「過去」に生きるのか、「現在」に生きるのか、「思考」の中に生きるのか

2020年4月15日水曜日

「インナーヒーリング」問題

t f B! P L
 精神分析療法が(ザックリ言って)自分の「過去」を掘り返して「原因」を探る作業であったのに対して、認知行動療法は自分の「今」の行動を実際的に変容させて、生きやすくするための作業だと言える。現在は後者が治療現場のメインとなっている。それはやはり我々が「過去」でなく「今」を生きているからに他ならないと思う。

 ところでキリスト教会の一部では、今も「インナーヒーリング」という幼少期のトラウマを掘り返して「過去を癒す(許す)」みたいな試みがなされている(「記憶の癒し」とも呼ばれる)。けれどこれは、要は精神分析療法に聖書を絡めたようなもので、周回遅れのアプローチと言わざるを得ない。

 過去を振り返ることも時には必要かもしれない。けれど特に思い出したくないことや嫌だったこと、辛かったことに再び直面させて、苦しめることにどれだけ「癒し」の効果があるか疑問だ。実際、「インナーヒーリング」で心の問題がすっかり解決した人というのは見たことがない。「だいぶ良くなりました」という感想なら実際に聞いたことがあるけれど、ガッツリ信じている人たちは、その効果に期待する気持ちが強く、少なからず自己暗示に掛かっていると思う。
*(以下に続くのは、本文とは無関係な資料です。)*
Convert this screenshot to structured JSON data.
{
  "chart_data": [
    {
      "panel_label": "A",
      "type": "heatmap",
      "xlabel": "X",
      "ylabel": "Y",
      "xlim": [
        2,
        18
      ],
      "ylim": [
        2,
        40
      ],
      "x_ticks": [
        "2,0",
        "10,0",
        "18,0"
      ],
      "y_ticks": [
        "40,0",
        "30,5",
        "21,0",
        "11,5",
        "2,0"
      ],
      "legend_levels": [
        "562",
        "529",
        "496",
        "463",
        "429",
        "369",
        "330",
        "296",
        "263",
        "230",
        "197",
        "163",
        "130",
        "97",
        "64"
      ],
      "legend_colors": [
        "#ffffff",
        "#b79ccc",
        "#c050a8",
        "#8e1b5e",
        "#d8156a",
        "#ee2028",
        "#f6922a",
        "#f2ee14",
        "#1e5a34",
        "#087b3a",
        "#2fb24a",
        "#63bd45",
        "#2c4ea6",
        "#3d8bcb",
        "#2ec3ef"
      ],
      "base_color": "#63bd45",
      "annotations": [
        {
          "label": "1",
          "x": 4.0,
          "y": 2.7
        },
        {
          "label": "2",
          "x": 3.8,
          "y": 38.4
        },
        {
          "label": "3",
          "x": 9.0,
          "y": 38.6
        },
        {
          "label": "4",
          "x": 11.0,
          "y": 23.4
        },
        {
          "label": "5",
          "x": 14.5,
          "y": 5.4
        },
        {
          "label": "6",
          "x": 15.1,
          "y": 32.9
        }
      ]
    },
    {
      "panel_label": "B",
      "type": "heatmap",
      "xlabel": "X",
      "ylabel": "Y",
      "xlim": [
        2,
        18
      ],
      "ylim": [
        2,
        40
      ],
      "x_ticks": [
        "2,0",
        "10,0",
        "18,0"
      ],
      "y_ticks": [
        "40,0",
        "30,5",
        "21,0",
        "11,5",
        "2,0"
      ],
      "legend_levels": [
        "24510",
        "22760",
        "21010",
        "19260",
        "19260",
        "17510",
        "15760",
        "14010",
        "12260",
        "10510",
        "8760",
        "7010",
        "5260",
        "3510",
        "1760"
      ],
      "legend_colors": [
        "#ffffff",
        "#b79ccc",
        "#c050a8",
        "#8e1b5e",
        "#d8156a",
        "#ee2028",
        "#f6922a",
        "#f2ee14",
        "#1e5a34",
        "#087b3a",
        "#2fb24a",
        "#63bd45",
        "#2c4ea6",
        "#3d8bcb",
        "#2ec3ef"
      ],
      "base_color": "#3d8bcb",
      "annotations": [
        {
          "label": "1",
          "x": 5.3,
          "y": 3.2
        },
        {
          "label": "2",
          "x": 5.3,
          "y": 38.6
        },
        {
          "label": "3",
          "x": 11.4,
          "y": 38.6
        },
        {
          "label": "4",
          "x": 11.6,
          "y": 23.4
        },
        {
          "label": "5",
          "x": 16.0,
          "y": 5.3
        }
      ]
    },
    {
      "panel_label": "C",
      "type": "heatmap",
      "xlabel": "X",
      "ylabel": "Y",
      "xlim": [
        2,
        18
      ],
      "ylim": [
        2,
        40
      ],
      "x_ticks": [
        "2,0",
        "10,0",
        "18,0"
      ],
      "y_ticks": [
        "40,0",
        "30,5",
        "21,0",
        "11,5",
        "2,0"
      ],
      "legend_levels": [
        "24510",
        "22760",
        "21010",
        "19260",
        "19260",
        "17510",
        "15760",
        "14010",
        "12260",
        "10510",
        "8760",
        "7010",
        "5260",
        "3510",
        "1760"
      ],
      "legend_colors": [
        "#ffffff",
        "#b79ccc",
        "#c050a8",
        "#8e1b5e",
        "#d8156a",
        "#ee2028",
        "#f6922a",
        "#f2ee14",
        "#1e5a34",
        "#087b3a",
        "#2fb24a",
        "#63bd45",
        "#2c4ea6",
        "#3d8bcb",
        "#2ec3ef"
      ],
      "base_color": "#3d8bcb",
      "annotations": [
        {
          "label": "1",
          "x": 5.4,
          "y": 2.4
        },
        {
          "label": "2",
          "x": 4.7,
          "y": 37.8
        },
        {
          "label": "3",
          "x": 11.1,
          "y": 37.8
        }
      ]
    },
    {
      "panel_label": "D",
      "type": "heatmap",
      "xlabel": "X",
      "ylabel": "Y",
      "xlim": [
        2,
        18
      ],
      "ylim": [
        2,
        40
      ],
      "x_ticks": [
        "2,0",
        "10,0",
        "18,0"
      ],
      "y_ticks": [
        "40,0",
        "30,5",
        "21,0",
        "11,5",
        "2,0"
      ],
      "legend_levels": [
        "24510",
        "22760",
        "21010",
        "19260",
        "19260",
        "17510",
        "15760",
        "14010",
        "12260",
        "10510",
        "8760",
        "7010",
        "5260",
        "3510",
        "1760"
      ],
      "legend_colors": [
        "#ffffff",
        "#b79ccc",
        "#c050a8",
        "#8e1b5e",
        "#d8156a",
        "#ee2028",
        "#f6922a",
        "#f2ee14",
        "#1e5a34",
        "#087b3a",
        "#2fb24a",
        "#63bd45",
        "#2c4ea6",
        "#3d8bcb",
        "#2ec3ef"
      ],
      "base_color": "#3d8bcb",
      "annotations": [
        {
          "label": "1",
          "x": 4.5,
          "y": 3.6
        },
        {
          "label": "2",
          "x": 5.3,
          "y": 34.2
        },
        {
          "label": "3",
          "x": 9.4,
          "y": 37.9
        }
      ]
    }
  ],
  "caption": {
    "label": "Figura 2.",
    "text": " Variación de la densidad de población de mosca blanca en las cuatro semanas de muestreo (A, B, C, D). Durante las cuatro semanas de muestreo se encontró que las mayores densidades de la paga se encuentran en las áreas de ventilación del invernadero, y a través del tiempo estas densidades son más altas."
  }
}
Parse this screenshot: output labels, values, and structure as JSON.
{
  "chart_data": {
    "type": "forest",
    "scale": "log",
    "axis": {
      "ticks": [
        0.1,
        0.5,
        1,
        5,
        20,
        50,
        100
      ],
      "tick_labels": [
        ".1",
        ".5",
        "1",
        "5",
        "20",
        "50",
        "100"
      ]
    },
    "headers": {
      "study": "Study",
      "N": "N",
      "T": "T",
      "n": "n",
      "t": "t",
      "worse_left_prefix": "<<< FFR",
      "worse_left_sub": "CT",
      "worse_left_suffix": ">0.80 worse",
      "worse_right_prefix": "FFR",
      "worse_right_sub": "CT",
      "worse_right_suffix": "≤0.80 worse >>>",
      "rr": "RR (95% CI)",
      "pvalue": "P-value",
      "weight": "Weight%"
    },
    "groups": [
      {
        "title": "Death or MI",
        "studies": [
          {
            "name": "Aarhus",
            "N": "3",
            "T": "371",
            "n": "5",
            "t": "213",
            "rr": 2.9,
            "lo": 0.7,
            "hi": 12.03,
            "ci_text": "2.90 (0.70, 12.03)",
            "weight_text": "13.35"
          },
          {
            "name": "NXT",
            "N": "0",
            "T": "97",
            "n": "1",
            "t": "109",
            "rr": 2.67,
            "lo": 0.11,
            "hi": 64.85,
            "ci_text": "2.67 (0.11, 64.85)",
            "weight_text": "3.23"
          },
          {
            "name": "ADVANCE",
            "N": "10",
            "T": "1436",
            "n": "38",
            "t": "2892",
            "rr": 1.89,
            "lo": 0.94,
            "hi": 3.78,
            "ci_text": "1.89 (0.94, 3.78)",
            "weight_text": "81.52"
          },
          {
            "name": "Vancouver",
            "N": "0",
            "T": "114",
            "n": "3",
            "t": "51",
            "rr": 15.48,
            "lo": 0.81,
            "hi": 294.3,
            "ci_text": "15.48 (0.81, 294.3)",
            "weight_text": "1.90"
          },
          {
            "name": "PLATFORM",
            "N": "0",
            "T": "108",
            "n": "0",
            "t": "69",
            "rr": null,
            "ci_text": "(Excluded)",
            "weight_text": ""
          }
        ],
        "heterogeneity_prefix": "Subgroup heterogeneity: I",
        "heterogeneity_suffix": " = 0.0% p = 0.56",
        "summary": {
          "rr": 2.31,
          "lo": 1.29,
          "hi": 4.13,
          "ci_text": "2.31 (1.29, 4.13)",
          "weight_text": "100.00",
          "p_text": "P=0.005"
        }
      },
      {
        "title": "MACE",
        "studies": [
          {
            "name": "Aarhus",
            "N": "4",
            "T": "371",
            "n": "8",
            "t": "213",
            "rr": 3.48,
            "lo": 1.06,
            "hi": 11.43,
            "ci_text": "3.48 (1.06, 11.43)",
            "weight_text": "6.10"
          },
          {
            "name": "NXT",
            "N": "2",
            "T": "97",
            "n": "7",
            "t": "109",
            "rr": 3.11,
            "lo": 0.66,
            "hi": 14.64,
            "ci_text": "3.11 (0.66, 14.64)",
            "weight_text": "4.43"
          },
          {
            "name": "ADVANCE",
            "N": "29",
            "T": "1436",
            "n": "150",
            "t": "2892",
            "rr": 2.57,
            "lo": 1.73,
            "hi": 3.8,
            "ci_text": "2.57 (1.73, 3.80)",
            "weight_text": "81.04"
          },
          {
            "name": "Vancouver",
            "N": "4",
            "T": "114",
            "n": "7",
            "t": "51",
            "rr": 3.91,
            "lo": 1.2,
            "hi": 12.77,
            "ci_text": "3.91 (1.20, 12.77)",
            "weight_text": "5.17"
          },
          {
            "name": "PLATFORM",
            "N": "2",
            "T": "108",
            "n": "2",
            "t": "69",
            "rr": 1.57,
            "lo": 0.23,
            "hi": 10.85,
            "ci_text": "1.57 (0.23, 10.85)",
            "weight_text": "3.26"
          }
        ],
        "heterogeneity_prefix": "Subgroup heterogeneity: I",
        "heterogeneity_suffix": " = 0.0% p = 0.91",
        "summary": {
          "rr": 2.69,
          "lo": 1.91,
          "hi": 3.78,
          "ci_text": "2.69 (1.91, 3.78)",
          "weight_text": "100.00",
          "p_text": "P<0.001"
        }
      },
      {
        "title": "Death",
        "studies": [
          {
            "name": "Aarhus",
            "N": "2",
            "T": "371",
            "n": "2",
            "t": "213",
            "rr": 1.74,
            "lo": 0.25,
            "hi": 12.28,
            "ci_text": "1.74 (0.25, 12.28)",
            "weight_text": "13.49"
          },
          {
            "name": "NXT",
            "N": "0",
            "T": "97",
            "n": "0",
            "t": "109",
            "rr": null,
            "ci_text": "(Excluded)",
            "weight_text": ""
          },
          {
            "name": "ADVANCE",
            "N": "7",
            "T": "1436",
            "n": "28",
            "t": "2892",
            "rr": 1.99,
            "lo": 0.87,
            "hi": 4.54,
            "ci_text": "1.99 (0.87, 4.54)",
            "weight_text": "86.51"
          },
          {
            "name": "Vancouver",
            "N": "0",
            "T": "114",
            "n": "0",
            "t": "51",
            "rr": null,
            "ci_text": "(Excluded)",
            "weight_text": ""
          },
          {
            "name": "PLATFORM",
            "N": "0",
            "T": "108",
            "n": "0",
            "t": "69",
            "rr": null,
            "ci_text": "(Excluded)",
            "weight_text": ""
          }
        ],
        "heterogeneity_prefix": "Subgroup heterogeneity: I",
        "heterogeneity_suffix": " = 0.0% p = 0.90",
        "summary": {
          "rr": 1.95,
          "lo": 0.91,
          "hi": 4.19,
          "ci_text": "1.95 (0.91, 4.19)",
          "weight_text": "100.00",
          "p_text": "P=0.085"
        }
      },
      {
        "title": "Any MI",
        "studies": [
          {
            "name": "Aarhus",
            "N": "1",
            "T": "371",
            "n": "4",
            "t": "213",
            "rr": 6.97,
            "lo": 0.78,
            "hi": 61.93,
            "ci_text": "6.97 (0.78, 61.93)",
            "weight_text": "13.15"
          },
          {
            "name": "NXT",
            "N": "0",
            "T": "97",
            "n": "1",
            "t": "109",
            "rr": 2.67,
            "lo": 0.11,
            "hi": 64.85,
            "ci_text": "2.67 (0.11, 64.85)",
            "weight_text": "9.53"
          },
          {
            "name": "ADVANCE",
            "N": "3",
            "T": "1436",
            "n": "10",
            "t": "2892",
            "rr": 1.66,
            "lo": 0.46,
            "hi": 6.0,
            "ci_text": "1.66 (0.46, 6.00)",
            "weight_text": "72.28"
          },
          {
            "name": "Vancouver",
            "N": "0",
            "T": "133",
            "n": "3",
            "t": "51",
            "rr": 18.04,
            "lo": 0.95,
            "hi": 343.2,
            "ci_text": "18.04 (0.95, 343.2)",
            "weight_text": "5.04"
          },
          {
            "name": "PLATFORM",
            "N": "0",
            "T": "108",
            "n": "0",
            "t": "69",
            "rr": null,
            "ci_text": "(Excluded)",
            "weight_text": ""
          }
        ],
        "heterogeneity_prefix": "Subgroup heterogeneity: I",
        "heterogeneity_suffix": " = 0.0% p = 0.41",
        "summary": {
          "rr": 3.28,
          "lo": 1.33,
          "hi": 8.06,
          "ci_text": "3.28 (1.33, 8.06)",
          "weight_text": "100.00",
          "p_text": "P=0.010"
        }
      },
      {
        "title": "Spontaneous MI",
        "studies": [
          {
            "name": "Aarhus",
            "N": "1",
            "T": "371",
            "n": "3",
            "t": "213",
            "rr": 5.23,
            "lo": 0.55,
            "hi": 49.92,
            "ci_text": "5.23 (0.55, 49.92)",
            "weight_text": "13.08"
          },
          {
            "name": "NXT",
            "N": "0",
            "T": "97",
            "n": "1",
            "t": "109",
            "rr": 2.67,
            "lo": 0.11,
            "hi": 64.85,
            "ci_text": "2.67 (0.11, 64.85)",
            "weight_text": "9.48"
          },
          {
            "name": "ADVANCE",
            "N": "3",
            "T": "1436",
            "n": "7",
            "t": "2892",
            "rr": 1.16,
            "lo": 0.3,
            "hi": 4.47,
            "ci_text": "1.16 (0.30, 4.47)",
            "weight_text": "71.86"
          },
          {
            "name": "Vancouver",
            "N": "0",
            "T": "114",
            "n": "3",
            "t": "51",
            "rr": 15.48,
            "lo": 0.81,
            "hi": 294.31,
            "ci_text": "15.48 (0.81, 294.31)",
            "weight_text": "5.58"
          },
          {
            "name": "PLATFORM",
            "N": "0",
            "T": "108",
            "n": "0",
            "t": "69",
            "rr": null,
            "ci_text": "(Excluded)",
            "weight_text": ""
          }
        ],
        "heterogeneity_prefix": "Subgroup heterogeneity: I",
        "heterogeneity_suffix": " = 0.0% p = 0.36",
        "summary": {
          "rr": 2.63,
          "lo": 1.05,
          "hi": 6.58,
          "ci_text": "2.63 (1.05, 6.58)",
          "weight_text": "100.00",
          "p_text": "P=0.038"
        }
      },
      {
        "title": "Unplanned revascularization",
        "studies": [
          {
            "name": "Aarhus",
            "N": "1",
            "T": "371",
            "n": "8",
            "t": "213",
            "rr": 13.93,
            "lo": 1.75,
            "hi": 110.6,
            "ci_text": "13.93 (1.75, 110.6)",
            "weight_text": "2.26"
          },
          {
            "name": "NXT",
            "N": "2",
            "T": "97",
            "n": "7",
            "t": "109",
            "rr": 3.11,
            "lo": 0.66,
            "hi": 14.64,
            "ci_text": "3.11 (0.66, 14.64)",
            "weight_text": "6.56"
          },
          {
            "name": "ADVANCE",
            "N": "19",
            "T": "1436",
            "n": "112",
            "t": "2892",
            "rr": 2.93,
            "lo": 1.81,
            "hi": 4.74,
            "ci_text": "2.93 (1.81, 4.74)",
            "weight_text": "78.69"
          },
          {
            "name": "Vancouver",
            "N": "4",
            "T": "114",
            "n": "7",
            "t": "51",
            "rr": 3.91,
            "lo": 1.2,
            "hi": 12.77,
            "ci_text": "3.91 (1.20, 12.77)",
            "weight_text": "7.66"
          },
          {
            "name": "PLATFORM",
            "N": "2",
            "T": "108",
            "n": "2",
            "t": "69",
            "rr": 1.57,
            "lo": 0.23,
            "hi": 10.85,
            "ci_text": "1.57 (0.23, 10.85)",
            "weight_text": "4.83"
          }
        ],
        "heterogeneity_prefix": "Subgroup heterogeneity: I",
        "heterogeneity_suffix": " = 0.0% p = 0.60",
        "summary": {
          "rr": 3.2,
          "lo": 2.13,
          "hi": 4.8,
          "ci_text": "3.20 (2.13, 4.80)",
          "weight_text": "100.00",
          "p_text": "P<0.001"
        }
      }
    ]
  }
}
 また実際の「インナーヒーリング」の現場では、本人がまったく記憶にない事柄なのに、「あなたは覚えていないけれど、○○ということが過去にあったのだ。そこに主の癒しを求めなければならない」などと決め付けられて、いまいち納得できないけれど祈らされる、みたいなことも行われている。そこまでくると詐欺と変わらない。クリスチャンの皆さんは注意した方がいいと思う。
 どうか過去でなく、現在に生きて下さい。

 あとついでに書いておくと、「思考という名の戦場」の系統も良くないと思う。
 自己の内面に関わることを、ああいう本一冊でコントロールしようとするのは水素水とか血液クレンジングとかに頼るのに似てて、危険でさえある。

 少なくとも神経症気質の人は手を出さない方がいいと思う。
 なぜなら自分の意識や無意識の中に「悪魔の足がかり」があると聞かされることで、気になりすぎて四六時中「イエスの御名によって悪魔よ退け!」と祈り続ける羽目になり、それでも不安で仕方なくて、そうやって自分で自分の首を絞めるような状態になってしまうから。そこまでくると有害でしかない。

 もちろん思考しなければ生きられないけれど、わたしたちは思考の中に生きるのではない。まったく逆で、生きるために思考を使うのだ。思考の中にどっぷり浸かってしまうと、気になりすぎて動けなくなる。

 さてわたしたちは「過去」に生きるのか、「現在」に生きるのか、「思考」の中に生きるのか。